La actividad criminal de Marquitos Figueroa no fue lo único que arrojaron los audios de la investigación inicial al Ñeñe Hernández. De quince mil grabaciones que Miguel Ángel escuchó durante mes y medio, se topó con la grabación entre el Ñeñe Hernández y Claudia ‘Caya’ Daza, exasesora de Uribe, en la que hablaban sobre dineros para comprar votos en La Guajira para la campaña presidencial de Iván Duque. Aunque la Fiscalía no quería revelar los audios en los que se mencionaba la operación, terminaron cediendo ante la presión mediática. Parte de las pruebas fueron publicadas en La Nueva Prensa.
Con la Ñeñepolítica sobre la mesa del debate político, Gustavo Petro contactó a Miguel Ángel del Río para que fuera su apoderado pues si la compra de votos de la que hablaba el Ñeñe y Caya Daza era cierta, él sería el principal afectado al haber quedar de segundo en las elecciones 2018. Con Petro buscando sus servicios, lo contactaron otros simpatizantes de la izquierda como Inti Asprilla, Catherine Miranda, María José Pizarro, Gustavo Bolívar e Iván Cepeda.
Luego llegó el caso de Juan Guillermo Monsalve, hijo del administrador de la Hacienda Guacharacas de la familia Uribe y quien se convertiría en el testigo clave contra el expresidente comprometiéndolo con la conformación del Bloque Metro de las AUC que se fundó en dicha finca. Miguel Ángel del Río habló con Deyanira Gómez, esposa de Monsalve, quien le contó que se quedó sin trabajo cuando la echaron de Coomeva y tras las amenazas en su contra había empacado maletas rumbo a Canadá con sus hijos. El caso de su esposo había acabado con su vida. Pero en una movida jurídica que cambió el tablero del caso, Miguel Ángel del Río logró que la Corte Suprema la admitiera como lo que él la consideraba, una verdadera víctima, y le empezó a representar.

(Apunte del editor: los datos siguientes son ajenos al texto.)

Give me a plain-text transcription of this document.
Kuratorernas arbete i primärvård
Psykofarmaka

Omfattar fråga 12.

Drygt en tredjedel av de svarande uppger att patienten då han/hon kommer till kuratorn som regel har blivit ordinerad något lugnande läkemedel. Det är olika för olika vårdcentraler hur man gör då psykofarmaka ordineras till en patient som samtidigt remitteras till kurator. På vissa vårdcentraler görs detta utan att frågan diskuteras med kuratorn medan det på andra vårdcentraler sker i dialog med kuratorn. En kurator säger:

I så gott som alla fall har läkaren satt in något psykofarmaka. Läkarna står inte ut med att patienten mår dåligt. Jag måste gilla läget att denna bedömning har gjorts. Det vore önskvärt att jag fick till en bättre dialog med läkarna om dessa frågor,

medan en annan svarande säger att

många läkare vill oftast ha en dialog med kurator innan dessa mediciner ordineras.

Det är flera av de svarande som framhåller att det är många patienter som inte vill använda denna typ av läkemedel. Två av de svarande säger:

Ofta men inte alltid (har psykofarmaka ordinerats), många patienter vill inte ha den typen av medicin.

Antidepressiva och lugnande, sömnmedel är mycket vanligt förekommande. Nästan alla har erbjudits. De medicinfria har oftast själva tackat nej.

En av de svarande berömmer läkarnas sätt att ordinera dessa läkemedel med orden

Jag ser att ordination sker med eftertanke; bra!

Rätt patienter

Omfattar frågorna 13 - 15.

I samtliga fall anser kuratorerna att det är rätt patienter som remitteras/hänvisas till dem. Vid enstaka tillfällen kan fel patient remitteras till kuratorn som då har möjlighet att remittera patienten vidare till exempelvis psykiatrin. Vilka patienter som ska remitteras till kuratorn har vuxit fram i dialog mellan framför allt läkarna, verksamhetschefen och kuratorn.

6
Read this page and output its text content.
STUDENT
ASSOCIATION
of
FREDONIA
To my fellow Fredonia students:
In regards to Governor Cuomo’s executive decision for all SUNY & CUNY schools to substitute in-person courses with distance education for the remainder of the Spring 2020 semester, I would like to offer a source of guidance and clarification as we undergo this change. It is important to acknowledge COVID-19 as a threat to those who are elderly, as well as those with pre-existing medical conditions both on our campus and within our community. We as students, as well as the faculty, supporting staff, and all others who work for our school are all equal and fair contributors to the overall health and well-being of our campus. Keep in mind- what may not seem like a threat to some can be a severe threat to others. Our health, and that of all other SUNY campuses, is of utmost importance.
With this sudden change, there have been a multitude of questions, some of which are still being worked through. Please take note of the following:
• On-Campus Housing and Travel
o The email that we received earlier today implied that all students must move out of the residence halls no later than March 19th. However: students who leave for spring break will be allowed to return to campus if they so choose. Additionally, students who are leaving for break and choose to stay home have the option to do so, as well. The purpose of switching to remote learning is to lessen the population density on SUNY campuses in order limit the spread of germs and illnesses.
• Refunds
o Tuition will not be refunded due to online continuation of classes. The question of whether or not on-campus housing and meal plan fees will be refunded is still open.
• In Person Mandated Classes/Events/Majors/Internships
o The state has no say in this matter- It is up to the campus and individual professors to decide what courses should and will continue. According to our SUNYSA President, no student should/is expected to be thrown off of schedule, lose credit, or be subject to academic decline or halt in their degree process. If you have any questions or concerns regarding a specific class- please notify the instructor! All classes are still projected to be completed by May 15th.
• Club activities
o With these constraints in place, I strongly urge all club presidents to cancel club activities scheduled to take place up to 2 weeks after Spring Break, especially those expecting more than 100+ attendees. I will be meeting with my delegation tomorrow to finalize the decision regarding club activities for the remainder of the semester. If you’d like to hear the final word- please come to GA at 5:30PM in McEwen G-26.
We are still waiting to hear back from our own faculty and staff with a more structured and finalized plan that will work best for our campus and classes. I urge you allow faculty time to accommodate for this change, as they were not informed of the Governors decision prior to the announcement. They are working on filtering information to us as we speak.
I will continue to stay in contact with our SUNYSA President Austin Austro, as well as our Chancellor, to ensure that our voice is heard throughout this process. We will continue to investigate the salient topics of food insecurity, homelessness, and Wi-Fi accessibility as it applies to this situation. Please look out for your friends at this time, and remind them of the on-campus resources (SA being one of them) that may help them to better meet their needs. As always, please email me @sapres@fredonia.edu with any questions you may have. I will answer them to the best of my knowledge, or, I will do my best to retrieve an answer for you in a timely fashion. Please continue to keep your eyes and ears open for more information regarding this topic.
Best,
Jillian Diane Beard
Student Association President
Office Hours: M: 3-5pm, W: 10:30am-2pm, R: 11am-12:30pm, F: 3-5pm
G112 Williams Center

Sin buscarlo Miguel Ángel del Río se convirtió en un abogado del antiuribismo. También sumó a su repertorio los casos de la defensa de la serie Matarife contra las tutelas del expresidente Uribe, la creación de la Primera Línea Jurídica para defender a los jóvenes detenidos y procesados durante el Paro Nacional y ahora el caso de Aída Merlano, quien denunció a Álex Char por secuestro, violación y lo involucró en la compra de votos en la costa. Como buen barranquillero que no es de una clase privilegiada, Miguel Ángel del Río sabe bien cómo funcionan las cosas con los Char, Name y Gerlein que siempre se han quedado con todo en el Atlántico: cargos públicos, contratos y empresas privadas. A pesar de las amenazas en su contra que cada vez son más alarmantes que lo obligó a tener un esquema de seguridad parecido al de los guardaespaldas de los abogados que antes buscaba para entregarle su hoja de vida, Miguel Ángel del Río sabe que los casos mediáticos y la buena fama que se ha hecho “encarcelando bandidos” hoy lo tienen entre los penalistas más cotizados del país, un selecto grupo al que muy pocos abogados llegan.